Olej z polskiego rzepaku pod presją konkurencji
Juliusz Urban: Panie Prezesie, Państwa firma jest jednym z większych dostawców oleju spożywczego do sieci. Wasz olej jest już w tej chwili nie tylko regionalnie, ale i w całej Polsce. Chciałem Pana zapytać, jakie szanse, w świetle powiększających się wciąż zbiorów rzepaku w Polsce, są na rozwój tego rynku spożywczego, które od lat był stały?
Daniel Czerwik: To jest bardzo dobre pytanie, ponieważ trzeba pamiętać o tym, że olej z ościennych krajów jest znacznie tańszy i wypiera polski olej.
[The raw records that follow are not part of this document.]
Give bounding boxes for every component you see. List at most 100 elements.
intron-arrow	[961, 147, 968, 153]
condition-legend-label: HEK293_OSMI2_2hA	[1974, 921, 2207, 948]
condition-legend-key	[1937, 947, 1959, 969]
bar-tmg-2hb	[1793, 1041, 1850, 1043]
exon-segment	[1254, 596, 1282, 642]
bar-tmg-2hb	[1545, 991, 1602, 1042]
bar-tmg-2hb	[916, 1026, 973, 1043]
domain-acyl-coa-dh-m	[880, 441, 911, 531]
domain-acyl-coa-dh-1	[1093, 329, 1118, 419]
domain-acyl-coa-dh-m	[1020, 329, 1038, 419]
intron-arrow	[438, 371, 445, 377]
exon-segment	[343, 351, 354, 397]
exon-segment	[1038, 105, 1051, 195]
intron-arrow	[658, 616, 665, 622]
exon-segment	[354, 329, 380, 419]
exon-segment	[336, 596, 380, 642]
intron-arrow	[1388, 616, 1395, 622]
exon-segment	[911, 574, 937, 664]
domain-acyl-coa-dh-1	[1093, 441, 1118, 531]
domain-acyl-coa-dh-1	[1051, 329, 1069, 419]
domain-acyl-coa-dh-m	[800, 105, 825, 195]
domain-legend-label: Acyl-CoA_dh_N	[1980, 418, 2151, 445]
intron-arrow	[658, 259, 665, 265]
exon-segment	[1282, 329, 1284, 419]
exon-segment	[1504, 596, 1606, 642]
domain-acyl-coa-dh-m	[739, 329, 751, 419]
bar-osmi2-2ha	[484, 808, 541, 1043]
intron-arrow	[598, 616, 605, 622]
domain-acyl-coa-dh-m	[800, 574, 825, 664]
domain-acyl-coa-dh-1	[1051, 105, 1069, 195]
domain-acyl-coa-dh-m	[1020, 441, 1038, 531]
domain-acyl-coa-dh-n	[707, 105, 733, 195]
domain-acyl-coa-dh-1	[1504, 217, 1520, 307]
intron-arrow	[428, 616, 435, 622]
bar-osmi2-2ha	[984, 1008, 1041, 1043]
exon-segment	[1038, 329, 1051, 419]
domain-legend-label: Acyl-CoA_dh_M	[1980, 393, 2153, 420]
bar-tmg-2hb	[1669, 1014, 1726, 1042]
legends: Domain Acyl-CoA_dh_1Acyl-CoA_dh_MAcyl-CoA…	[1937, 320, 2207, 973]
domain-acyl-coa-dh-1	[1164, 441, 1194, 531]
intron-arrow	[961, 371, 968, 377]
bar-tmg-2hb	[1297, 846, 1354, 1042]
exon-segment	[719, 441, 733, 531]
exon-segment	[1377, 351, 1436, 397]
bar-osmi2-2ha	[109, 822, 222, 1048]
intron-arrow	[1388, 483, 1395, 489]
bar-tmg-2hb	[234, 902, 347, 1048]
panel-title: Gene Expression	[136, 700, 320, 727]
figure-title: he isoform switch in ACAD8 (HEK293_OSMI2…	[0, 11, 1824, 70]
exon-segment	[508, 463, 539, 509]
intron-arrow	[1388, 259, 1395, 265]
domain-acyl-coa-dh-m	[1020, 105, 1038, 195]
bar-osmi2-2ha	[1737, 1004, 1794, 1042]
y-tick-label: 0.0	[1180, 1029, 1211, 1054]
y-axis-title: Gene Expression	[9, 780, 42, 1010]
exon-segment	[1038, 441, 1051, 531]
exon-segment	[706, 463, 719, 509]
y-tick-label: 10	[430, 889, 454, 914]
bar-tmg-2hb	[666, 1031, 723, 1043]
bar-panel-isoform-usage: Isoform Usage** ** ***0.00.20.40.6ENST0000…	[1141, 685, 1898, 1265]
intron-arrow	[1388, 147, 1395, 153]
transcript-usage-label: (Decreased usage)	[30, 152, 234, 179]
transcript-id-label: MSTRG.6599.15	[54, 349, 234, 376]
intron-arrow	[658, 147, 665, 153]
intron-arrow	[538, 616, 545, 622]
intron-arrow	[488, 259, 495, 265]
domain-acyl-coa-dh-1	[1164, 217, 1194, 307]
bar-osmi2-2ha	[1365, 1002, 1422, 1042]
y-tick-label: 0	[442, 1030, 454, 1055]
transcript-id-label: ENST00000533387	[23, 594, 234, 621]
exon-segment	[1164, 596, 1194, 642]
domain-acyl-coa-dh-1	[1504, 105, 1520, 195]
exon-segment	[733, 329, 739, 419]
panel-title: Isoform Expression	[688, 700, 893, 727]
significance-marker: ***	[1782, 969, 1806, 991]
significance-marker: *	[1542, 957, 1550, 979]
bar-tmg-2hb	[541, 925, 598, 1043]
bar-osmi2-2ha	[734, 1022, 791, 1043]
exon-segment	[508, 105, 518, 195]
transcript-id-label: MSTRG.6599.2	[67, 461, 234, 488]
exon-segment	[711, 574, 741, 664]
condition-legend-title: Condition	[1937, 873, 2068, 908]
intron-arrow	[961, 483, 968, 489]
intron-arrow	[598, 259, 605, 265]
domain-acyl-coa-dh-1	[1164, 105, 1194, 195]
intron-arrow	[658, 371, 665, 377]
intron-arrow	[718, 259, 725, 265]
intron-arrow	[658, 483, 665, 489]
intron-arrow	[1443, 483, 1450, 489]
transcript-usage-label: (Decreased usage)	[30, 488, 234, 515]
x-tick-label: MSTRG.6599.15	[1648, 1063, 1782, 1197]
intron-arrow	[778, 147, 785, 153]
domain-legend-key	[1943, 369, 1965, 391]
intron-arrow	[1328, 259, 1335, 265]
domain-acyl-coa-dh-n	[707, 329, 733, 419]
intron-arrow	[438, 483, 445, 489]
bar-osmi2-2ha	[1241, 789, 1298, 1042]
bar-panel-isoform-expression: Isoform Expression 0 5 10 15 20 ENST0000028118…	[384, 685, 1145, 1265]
Nasza firma szczyci się tym, że produkujemy tylko i wyłącznie olej z polskiego rzepaku i nie ściągamy rzepaku z zagranicy.
Juliusz Urban: Czyli w związku z tym, że państwo deklarujecie polskie pochodzenie i produkcję oleju pochodzącego z polskiego rzepaku, ścieracie się z podwójną konkurencją: z jednej strony w sferze surowcowej – napływem rzepaku spoza Polski, a z drugiej – napływem oleju.
Daniel Czerwik: Tak, to prawda. Tu jest problem. Konkurencja rynkowa, która dzisiaj jest w całej Europie, powoduje, że to wszystko jest bardzo trudne do przewidzenia. Różnice cenowe rzepaku i oleju w ostatnim roku są tak duże, że mają olbrzymi wpływ na rentowność i wydajność sprzedażową.